そもそも、景気とはなにかという事である。13世紀初頭の鴨長明「方丈記」では、景気という言葉が1回だけ登場する。意味するところは、景色や気配のように絶えず移り行き、繰り返され、そしておぼつかない様と解釈できる。確かに、経済も景色や気配と似て、移り行き、おぼつかない。したがって、経済状態を表すものとして景気という言葉を使うことにいまさら異論をはさむつもりはない。だが、経済政策の土台となる経済実態を示す際には、景気という言葉はあまりに漠然としている。それは、逆に実態を曖昧にする危険性を持っている。

今回の景気拡大についても、経済活動の実態をつぶさに見れば拡大どころかそれを打ち消す指標が随所に見られる。GDPの伸び率はもとより、設備投資の伸びもまだら模様で安定せず、賃金も長期間下落し続け、そのために個人消費の伸びもマイナスを続けている。おまけに、正規労働者は年間2000時間を超える長時間労働を強いられている。さらに、経済活動を刺激するために長期金利の人為的引き下げまで行われ、株価も日銀や政府の介入によってようやく維持されている有様である。さらに、経済実態の悪さは所得税収、法人税収、消費税収の減少となって表れている。つまり、景気拡大という表現は決して企業や個人の経済活動が活発であることを意味しないという事である。それどころか、むしろ経済実態は景気拡大を否定するものとなっている。

このような実態を前に、さすがに政府も景気拡大とは言いにくいらしく、景気は長期にわたって回復基調にあると言い続けている。だが、長期にわたって回復傾向を続けているという事は、裏返せば長期にわたって入院状態にあり、退院できる状態にはないと言っているのと同じではないか。

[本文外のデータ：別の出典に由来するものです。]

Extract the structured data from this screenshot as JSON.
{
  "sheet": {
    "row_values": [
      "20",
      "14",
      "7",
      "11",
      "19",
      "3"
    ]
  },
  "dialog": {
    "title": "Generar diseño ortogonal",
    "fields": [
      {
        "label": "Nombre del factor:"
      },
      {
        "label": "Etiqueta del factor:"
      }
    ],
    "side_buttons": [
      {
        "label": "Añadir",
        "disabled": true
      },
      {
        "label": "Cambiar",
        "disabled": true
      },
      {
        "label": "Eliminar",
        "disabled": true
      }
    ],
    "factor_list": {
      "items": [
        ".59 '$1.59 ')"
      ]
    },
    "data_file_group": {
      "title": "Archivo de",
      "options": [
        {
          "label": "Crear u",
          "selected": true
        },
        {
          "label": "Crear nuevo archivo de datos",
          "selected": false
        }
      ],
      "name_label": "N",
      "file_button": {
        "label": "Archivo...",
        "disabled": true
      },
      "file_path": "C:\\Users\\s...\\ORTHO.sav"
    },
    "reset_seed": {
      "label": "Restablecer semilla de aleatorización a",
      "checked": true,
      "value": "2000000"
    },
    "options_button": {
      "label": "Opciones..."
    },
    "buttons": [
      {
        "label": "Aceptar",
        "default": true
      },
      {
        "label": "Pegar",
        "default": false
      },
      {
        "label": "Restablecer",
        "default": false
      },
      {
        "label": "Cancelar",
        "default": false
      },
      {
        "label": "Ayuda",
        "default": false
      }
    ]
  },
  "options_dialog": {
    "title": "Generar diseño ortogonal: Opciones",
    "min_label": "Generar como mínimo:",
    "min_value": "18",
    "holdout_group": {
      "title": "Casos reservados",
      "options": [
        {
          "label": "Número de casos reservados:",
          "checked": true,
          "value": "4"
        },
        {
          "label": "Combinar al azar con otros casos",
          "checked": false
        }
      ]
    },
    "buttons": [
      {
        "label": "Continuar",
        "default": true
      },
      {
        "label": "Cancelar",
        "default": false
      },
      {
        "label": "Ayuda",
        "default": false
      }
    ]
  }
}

いずれにしても、景気という言葉は日常的に広く使われ、違和感や抵抗感も少ない代わりに、意味が曖昧で必ずしも経済実態を反映した使われ方をしているわけではない。このことは、裏返せば景気という言葉は政権にとって失政をぼかす道具として、実に使い勝手のいい言葉だという事になる。景気は上向いている、回復に向かっているという意味不明な言葉を我々は幾度となく聞かされてきた。だが、このようなごまかしが続く限りまともな経済政策は期待できないだろう。(東京工科大学名誉教授)

工藤昌宏:景気という言葉が意味するもの” への2件のコメント

  1. 日銀のファンドを通じて日本株購入が長期的に継続しているのは異常事態だと思います。

  2. 所得税収入、法人税収入、そして消費税収入などが、減少していることから、個人や法人の経済活動が活発なのではない。
    よって、経済実態は、景気拡大をヒテイするものとなっている…という文章に納得しました。GDPの伸びも、設備投資の伸びも長期にまだらもようで、賃金も長期に下降し、など勉強になりました。有り難うございました。